When Jeffrey Hecht watches his 14-year-old daughter head off to class with a 30-lb. backpack, he starts to wonder.

He thinks about if all students had to carry was a 1.6 lb. iPad like the one he has. Students could access the internet, their notes, textbooks and applications to help them study all on one device, he believes.

Hecht is the associate dean for operations in the College of Education and oversees technology use at NIU. Eventually, Hecht said most students will have iPads or other tablet devices due to their portability and accessibility, but also because they have more interactive features than a traditional textbook.

“They get people to interact with the material, rather than just reading it,” he said.

A study conducted by the Pearson Foundation between Jan. 9 and Jan. 27 this year, found that tablet ownership among college students and college-bound high school seniors has more than tripled from a year ago. According to the study, 25 percent of college students now own a standard tablet.

Of the 1,206 college students and 204 college-bound high school seniors across the U.S. who participated in the study, many noted that tablets were just as valuable for educational purposes as for entertainment. The majority said they prefer to read digital books rather than print. In the study, students agreed that tablets will transform the way college students learn in the future.

BenchPrep, an online interactive textbook and test prep platform, has geared its application toward helping this new generation of students who would rather play games or take quizzes on portable devices like iPads, than study from a textbook.

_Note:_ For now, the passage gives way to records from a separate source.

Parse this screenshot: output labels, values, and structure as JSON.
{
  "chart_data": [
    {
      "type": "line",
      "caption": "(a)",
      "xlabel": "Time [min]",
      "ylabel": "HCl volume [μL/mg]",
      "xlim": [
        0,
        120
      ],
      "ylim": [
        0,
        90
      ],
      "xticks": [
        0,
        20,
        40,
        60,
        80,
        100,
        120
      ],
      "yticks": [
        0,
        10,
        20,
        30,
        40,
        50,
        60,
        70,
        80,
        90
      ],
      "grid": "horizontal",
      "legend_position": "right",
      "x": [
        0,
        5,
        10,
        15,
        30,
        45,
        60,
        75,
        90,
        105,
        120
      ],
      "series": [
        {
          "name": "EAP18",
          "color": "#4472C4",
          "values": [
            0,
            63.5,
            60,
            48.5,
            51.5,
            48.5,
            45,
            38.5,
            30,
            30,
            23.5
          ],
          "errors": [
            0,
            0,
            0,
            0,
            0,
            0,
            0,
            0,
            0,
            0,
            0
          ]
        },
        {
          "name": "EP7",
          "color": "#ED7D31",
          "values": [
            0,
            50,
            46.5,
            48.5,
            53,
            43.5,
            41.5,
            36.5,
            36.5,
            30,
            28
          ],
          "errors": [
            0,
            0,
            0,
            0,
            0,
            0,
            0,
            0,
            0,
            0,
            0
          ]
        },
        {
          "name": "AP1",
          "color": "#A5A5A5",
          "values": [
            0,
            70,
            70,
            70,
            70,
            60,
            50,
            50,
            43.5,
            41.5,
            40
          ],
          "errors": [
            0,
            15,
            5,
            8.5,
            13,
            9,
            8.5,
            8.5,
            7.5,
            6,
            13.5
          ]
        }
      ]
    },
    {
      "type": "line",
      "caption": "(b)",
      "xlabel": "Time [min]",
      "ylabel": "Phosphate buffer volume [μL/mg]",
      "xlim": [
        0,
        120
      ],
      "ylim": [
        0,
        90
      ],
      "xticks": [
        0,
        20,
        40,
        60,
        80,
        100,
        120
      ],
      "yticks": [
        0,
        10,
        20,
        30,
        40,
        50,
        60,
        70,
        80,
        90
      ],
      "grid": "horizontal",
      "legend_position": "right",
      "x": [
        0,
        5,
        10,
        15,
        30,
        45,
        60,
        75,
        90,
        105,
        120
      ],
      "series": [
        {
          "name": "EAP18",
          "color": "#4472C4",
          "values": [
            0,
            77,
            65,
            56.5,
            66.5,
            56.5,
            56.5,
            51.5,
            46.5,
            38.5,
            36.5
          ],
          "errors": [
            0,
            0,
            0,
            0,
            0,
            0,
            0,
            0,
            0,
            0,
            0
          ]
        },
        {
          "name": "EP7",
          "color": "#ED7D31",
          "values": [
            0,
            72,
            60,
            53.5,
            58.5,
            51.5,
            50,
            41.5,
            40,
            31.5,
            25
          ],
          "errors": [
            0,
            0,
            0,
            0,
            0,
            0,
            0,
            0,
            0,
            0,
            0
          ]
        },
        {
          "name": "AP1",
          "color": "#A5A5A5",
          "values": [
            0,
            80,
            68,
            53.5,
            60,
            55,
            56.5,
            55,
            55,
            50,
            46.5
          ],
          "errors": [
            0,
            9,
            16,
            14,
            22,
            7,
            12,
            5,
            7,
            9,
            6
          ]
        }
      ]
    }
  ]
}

Ashish Rangnekar, CEO and co-founder of BenchPrep, said a textbook is “bulky” and has “no feedback mechanism.” But on the other hand, BenchPrep allows students to interact with the material through quizzes, flashcards, vocabulary games and social features as they receive feedback in real-time, Rangnekar said. Students can access the application on their iPads, iPhones, Android devices and the Web.

“Students can buy a course on an iPad, start the test on their computer and finish the test on their Android phone,” Rangnekar said. “Everything a student does remains in perfect sync and they don’t have to remember where they left off the last time.”

Rangnekar said in the last six months, more than 400,000 people have used BenchPrep and each user spends an average of nine hours a month on the application.

Interactive applications like BenchPrep can be good resources for students, but one problem Hecht said is that high-speed internet connections aren’t available everywhere on NIU’s campus.

Despite this, Hecht still thinks that having learning applications, textbooks, games, notes and more all on a portable tablet would be “pretty cool.” He anticipates that more students will start using tablet devices.

“We think more folks are going to be using iPads and it will dominate the way students learn,” he said.